Who knows how long Monica Jones had been without her engagement ring before she discovered the naked finger on her left hand. But there she was, unaware of the jewelry that had been with her for decades, and now it was just gone.
"One morning, I was sitting on my couch and my husband says 'hey, let's clean our wedding rings, it'll be 24 years this year.' and I looked down to get my wedding ring off my finger and it was not there," Jones said. "And I went into panic mode."
Panic mode is an understatement. She cried, searched her home, her car, her office - pretty much anywhere one might part ways with one of the most important pieces a married individual might accessorize with.
And then, like out of a movie, she had a dream.
"The first time I saw my hands at the dollar store and they were going inside these potato chips," she recalled.
She had that dream twice. The longshot that the symbol of a bond forged almost two-and-a-half decades ago might be resting in the lost-and-found of their local Dollar Tree is hard to measure. But after a month of missing and panic mode turning into depressing acceptance, this was her new reality, Jones was willing to do anything.
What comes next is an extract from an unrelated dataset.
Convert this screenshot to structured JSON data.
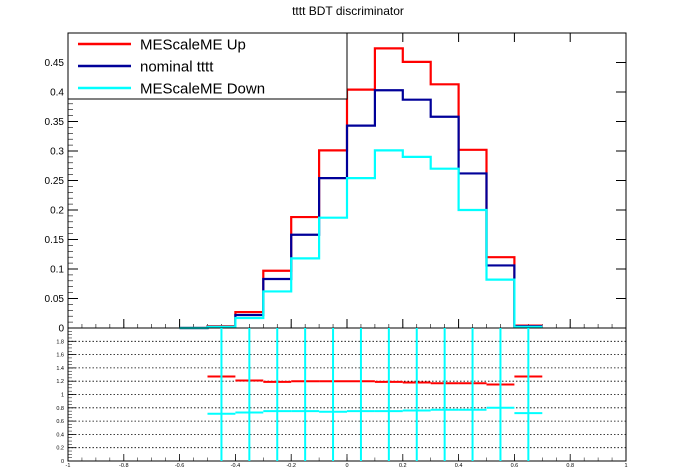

She went to the Dollar Tree store on Washtenaw Road in Ypsilanti and approached the clerk.
"And I said 'by any chance, and I know this is crazy, but did someone turn in a diamond marquise wedding ring?'" she said. "And he just kind of looked at me strangely and he said 'well, what color is the band?'"
Yes - a dream of baked potatoes manifested itself in a form of salivation most couldn't fathom in their lifetime. And there it was, being held by a Mr. Otis Sims of the Dollar Tree. Now not everything of this fairy tale is true - primarily the ring being found on top of a calendar, not in a bag of potato chips - but we're willing to let it slide.
"He comes out with it and asks 'is this it?' I went 'ahh!' and just started crying. I hugged him and hugged him and I still can't praise him enough," said Taylor.
That was back in August. And she continues to sing Sims' praise.
"So when I had the ring, 'I said, can I do the honors, by placing this ring back on your finger,' where it belongs for 20-something years," said Sims.